- Born: 14 June 1943 (age 82) L'Isle-sur-la-Sorgue, French Third Republic
- Education: Aix-Marseille University
- Occupation: Perfumer
- Years active: 1970–2015
- Employer: Chanel (1978–2015)
- Children: Olivier Polge
- Awards: Ordre national du Mérite

= Jacques Polge =

French perfumer

Jacques Polge (born 14 June 1943) is a French perfumer, best known for his role as Head Perfumer at Les Parfums Chanel from 1978 to 2015.

== Early life ==
Jacques Polge grew up near Avignon, France where he says he was inspired as a child by the scent of air in the surroundings of Grasse, which was redolent with the scent of jasmine. After his studies at Aix-Marseille University, where he pursued a degree in English and literature, Jacques Polge began a traditional apprenticeship in Grasse under the guidance of Jean Carles.

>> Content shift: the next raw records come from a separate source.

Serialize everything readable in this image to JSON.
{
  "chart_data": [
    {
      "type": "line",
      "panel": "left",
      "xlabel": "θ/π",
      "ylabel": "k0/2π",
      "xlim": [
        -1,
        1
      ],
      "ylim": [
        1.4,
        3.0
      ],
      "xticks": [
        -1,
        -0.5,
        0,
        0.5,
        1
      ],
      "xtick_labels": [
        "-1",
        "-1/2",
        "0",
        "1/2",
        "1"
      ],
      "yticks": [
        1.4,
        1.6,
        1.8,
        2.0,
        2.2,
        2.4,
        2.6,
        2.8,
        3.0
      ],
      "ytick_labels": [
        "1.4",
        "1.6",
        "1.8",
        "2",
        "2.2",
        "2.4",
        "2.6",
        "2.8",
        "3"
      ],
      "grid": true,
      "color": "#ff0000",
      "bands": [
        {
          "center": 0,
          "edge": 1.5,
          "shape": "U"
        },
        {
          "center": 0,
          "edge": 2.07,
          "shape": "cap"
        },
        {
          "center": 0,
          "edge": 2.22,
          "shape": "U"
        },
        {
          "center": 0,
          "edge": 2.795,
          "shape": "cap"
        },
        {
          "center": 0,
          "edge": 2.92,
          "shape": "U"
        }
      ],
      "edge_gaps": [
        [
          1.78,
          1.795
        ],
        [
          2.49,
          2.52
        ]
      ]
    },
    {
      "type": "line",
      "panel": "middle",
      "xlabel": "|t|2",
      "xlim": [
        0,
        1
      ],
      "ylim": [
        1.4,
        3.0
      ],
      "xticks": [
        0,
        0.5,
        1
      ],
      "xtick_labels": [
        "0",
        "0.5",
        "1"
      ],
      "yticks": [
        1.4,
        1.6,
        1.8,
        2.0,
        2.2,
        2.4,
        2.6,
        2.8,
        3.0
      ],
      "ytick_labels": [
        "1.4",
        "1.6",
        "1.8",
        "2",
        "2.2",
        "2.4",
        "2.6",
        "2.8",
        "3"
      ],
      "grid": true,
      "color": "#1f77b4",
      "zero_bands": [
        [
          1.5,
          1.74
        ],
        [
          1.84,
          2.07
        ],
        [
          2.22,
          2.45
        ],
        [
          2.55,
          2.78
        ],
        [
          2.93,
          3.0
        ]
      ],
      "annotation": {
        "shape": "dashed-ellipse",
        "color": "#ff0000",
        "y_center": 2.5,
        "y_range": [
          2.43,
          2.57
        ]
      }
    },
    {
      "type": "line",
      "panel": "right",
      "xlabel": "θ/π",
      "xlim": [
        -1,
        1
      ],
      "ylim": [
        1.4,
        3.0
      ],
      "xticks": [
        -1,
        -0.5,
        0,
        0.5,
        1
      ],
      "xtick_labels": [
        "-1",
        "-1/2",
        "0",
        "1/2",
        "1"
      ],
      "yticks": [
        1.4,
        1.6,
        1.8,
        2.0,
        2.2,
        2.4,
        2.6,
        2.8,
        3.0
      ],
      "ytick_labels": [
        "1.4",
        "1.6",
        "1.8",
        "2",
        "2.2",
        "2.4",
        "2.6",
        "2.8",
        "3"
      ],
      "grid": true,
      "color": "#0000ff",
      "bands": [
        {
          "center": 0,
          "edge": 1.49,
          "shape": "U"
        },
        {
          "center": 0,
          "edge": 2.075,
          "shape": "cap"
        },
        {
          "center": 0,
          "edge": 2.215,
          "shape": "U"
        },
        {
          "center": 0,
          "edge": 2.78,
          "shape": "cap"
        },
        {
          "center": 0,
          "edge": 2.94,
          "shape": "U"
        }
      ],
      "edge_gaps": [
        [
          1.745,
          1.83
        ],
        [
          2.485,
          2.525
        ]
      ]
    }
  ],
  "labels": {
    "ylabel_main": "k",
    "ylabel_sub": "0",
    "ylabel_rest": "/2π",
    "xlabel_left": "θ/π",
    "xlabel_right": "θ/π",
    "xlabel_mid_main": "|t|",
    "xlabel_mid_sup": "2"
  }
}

Jacques Polge is the father of perfumer Olivier Polge, who joined him at Chanel in 2013.

== Works ==

- 1970 - Rive Gauche, Yves Saint Laurent
- 1983 - Diva, Emanuel Ungaro
- 1987 - Senso, Emanuel Ungaro
- 1990 - Ungaro, Emanuel Ungaro
- 1989 - Tiffany for Men, Tiffany

Polge's perfumes at Chanel include:
- 1982 - Antaeus
- 1984 - Coco
inspired by the Parisian home of Coco Chanel
- 1990 - Égoïste
originally launched as a limited edition scent named "Bois Noir"' in 1987, the fragrance was eventually relaunched to the general market under the name Égoïste. Jacques Polge has said Égoïste is his favourite creation.
including Égoïste Platinum (1993)
- 1996 - Allure
- 1999 - Allure Homme
including flankers
Allure Homme Sport (2004),
Allure Homme Sport Cologne (2007),
Allure Homme Edition Blanche (2008),
Allure Homme Sport Eau Extreme (2012).
- 2001 - Coco Mademoiselle
winner of FiFi Award for Best National Advertising Campaign / TV in 2008
- 2002 - Chance
- 2010 - Bleu de Chanel Eau de Toilette including Bleu de Chanel Eau de Parfum (2014)
- Les Exclusifs de Chanel fragrances notably Coromandel and Sycomore created with Christopher Sheldrake.